PRAGUE -- An investigation by Current Time TV has determined that the Russian national accused by American officials of hacking U.S. targets and arrested earlier this month in the Czech capital is 29-year-old Moscow resident Yevgeny Nikulin.
Czech authorities this week said the suspect was detained in downtown Prague on October 5 in response to an Interpol warrant requested by the United States and now faces a Czech extradition hearing.
Czech police and local media have identified him only as "Yevgeniy N," and the Russian and U.S. governments revealed only that he was a Russian citizen.

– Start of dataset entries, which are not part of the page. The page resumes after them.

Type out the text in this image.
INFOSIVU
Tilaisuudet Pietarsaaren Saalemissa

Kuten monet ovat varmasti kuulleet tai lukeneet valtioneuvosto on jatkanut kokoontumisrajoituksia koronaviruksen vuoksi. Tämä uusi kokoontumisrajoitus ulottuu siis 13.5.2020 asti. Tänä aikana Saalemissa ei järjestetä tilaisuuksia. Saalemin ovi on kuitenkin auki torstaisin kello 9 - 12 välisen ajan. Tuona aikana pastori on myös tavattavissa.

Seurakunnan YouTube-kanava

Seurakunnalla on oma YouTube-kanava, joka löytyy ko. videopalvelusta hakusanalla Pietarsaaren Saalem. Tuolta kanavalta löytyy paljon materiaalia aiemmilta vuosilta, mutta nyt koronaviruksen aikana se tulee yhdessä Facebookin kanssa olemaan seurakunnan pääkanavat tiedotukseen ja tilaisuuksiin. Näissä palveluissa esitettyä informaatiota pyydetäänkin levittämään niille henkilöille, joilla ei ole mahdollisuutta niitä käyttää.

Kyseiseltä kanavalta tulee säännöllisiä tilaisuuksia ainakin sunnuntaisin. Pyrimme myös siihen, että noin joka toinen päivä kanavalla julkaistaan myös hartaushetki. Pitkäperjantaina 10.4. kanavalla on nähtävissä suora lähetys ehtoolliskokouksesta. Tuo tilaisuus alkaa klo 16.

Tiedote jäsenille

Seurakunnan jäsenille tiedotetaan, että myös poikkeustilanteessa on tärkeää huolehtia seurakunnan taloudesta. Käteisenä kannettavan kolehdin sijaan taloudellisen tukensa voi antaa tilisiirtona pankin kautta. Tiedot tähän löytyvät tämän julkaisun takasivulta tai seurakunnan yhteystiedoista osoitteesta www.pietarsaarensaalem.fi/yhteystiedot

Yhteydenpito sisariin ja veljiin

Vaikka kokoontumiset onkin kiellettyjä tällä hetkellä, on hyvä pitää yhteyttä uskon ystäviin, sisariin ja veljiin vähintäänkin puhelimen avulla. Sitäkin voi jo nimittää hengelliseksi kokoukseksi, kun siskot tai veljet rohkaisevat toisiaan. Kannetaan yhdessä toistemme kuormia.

The investigation by Current Time, which is run jointly by RFE/RL and VOA, uncovered Nikulin's Instagram account under the handle "i.tak.soidet," displaying a taste for luxury cars and jewelry and a digital trail that led through Belarus and Poland to the Czech Republic in the weeks before the Prague arrest.
WATCH: Czech Police Arrest Russian Accused Of Cybercrimes
The Instagram account went private shortly after Current Time's Russian-language report was published on October 20. Soon after that, Russian Foreign Ministry spokeswoman Maria Zakharova confirmed Nikulin’s identity for journalists in Moscow.
"The Russian Foreign Ministry and the Russian Embassy in Prague are actively working with the Czech authorities to prevent the extradition of a Russian citizen to the United States," she added.
The Instagram account contained numerous photographs that included a gold Rolex watch, a distinctive bracelet and sneakers, and a luxury Mercedes AMG GLE63 automobile that all match items shown in a video of the arrest released by Czech police.
A social-media friend of Nikulin's who asked not to be identified told Current Time that Nikulin was "an idiot" for traveling abroad and that "he knew about Interpol."
The last post to the i.tak.soidet Instagram account appeared on October 11, six days after Nikulin's arrest. It is a simple text message that says, "I will return soon, what's all the fuss?" and was tagged "Prague Old Town."
One of the Instagram road photos from the days before the detention shows Nikulin's Mercedes apparently in Poland, and has a comment from a user asking, "What about Interpol?"
Current Time was also able to learn the license-plate number of Nikulin's Mercedes, which appears to match the blurred number shown in the video released by the Czech police
It is unclear exactly what role Nikulin is suspected of playing in the alleged U.S. website hacks or even which websites were involved. A spokesperson from the U.S. Embassy in Prague confirmed that a Russian had been detained who was "suspected of hacking U.S. targets."
Hours after news emerged of the arrest, the professional networking service LinkedIn issued a statement suggesting the development was connected to a 2012 breach of its members' information. In May, LinkedIn acknowledged that intrusion compromised more than 100 million of its users' passwords.
The social-media friend who spoke with Current Time described Nikulin as "a young genius" who "now will be working for the government in the United States." The i.tak.soidet Instagram account, however, does not hint at any specific expertise in computers.
The i.tak.soidet account is popular, with nearly 44,000 followers and most of his posts garnering hundreds, or even thousands, of "likes."
'A Successful Entrepreneur'
In a 2015 interview with the Russian car website AvtoRambler, Nikulin describes his experience of owning Lamborghini cars. He is described as "a very busy young man."
"Yevgeny is already a successful entrepreneur whose business interests include a construction firm, an automobile service garage, and a company that sells luxury watches. As you can see from our interview," the article states, "the Huracan is not his first Lamborghini."
He boasts of owning a Bentley, a Continental GT, and a Mercedes-Benz G-Class.
No date has been set for Nikulin's extradition hearing, but Czech authorities said the man would remain in custody until that process.
The Russian Embassy in Prague told Current Time that Moscow will be seeking his return to Russia. Moscow, an embassy source said, rejects "the U.S. practice of forcing the entire world to enforce its extraterritorial jurisdiction."
Interpol had issued a so-called Red Notice for the alleged Russian hacker, a designation for "wanted international fugitives."
President Barack Obama's administration on October 7 explicitly pointed to Russia as the alleged director of recent cyberattacks and leaks seemingly aimed at disrupting the U.S. elections in November, citing e-mails and digital intrusions on a range of election-related institutions. A week later, Vice President Joe Biden said the United States was "sending a message" over Russia's apparent role in the digital attacks and Russian President Vladimir Putin would get it.
Putin's spokesman and other Russian officials have downplayed such allegations and suggested that they are "dirty tricks" and Americans should pay more attention to the information contained in the leaks.